I don’t know. Anything. I thought I had all of the answers. I thought I knew exactly what it is that I wanted out of life. If you asked me my five year plan, five years ago you would have gotten a cookie-cutter answer. So precise you’d likely question yourself if it were real or not… And it wouldn’t be. I’d tell you one thing, but in my mind, have an entirely different lifestyle cooking up. – That’s the people pleaser side of me. — Or was.
These experiences have truly brought out the best and worst of me, but I am happy to say I am no longer that version of Shawn. I care what people think of me, as we all do…. But not enough to create an entire lifestyle to please them.
But I do know this:
One thing I was able to identify [in this long-shot attempt to define myself and my purpose online and off] is my greater understanding and appreciation of time. As I get older, my view of time is constantly changing. Before I was diagnosed, I saw it as something I was running out of. I knew my time on this Earth was limited, yet was unable to do anything about it. Post-diagnosis, moving into my “still sick, but at least I know what it is” days, I saw time as something I needed to rush through. Whether it was feeling the need to get married and have kids before my “time runs out” [ – whatever that means!] Or my rush drives home after a long day, praying I didn’t get sick along the way. It wasn’t until my early-mid 20s’ that I began to disregard time completely. Days at work quickly turned into days in the hospital or bed-bound after surgery. Summers at the pool quickly turned into restrictions and fresh scars from ostomy reversals or fissures. And after surgery time simply began to move so fast, yet so slow all at once. — This was when I began to realize the true value of the thing.

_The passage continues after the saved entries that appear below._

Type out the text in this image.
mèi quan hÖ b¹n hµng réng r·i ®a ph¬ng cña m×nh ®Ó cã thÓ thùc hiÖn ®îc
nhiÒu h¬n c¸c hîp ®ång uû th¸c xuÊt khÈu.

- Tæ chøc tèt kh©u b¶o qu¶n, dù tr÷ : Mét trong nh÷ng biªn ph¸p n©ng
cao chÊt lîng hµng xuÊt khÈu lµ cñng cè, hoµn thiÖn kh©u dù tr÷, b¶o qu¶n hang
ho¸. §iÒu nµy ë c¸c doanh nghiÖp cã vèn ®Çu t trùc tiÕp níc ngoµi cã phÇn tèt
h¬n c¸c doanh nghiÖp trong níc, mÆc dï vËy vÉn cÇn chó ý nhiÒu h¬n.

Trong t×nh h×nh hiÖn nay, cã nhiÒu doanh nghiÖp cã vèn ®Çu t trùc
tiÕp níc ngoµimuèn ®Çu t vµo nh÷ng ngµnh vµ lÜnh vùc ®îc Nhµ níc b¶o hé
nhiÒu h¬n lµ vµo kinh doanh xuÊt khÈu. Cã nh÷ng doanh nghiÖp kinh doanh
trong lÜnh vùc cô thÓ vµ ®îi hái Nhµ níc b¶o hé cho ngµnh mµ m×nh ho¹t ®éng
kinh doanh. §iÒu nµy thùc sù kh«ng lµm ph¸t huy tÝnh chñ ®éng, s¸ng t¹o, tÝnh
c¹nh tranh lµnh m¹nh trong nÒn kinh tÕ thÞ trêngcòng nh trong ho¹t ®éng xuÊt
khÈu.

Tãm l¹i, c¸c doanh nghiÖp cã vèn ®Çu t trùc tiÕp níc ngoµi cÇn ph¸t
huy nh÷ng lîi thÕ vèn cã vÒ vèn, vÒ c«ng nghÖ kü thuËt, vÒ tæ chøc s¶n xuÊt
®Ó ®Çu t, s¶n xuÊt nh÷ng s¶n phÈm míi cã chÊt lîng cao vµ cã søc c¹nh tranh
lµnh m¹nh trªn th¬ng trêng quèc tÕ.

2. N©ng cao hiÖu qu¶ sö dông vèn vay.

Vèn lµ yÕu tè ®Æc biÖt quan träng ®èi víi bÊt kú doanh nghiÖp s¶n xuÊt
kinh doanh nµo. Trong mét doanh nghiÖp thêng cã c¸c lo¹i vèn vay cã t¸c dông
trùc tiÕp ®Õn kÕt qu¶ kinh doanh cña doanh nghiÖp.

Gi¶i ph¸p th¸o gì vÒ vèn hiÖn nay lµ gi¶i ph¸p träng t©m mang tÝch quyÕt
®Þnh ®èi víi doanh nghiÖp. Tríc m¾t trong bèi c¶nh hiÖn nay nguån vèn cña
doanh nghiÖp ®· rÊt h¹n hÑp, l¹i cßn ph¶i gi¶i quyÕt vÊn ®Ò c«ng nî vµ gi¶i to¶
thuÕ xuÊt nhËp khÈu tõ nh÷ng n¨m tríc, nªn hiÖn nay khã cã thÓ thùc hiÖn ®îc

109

I say all of that to say this:
We spend so much time, throwing away time. Selling it Investing it in people that don’t care or companies that never really did. We take it for granted, yet pray for more when we’re running out. Time is one of the most precious gifts life has to offer. You will make and lose money; it can be replaced. – The same is true for friends and a lot of other things in life, but time is the one thing you will possibly never get back. So here’s a little bit of my purpose:
As someone who has lost so much time [to various things: an autoimmune disease, family illness, unfortunate circumstances, ect.], I’m making it my mission to take advantage of every second I have left. To place more value in experiences than money and truly live instead of just surviving. It is also my mission to show others the importance of taking full advantage of the time we are given AND, if they cannot [as I was once unable] my mission is to show them the true beauty of life and what the world has to offer.
Like I said, I don’t have it all figured out, but I am learning and trying to live life with appreciation and gratitude.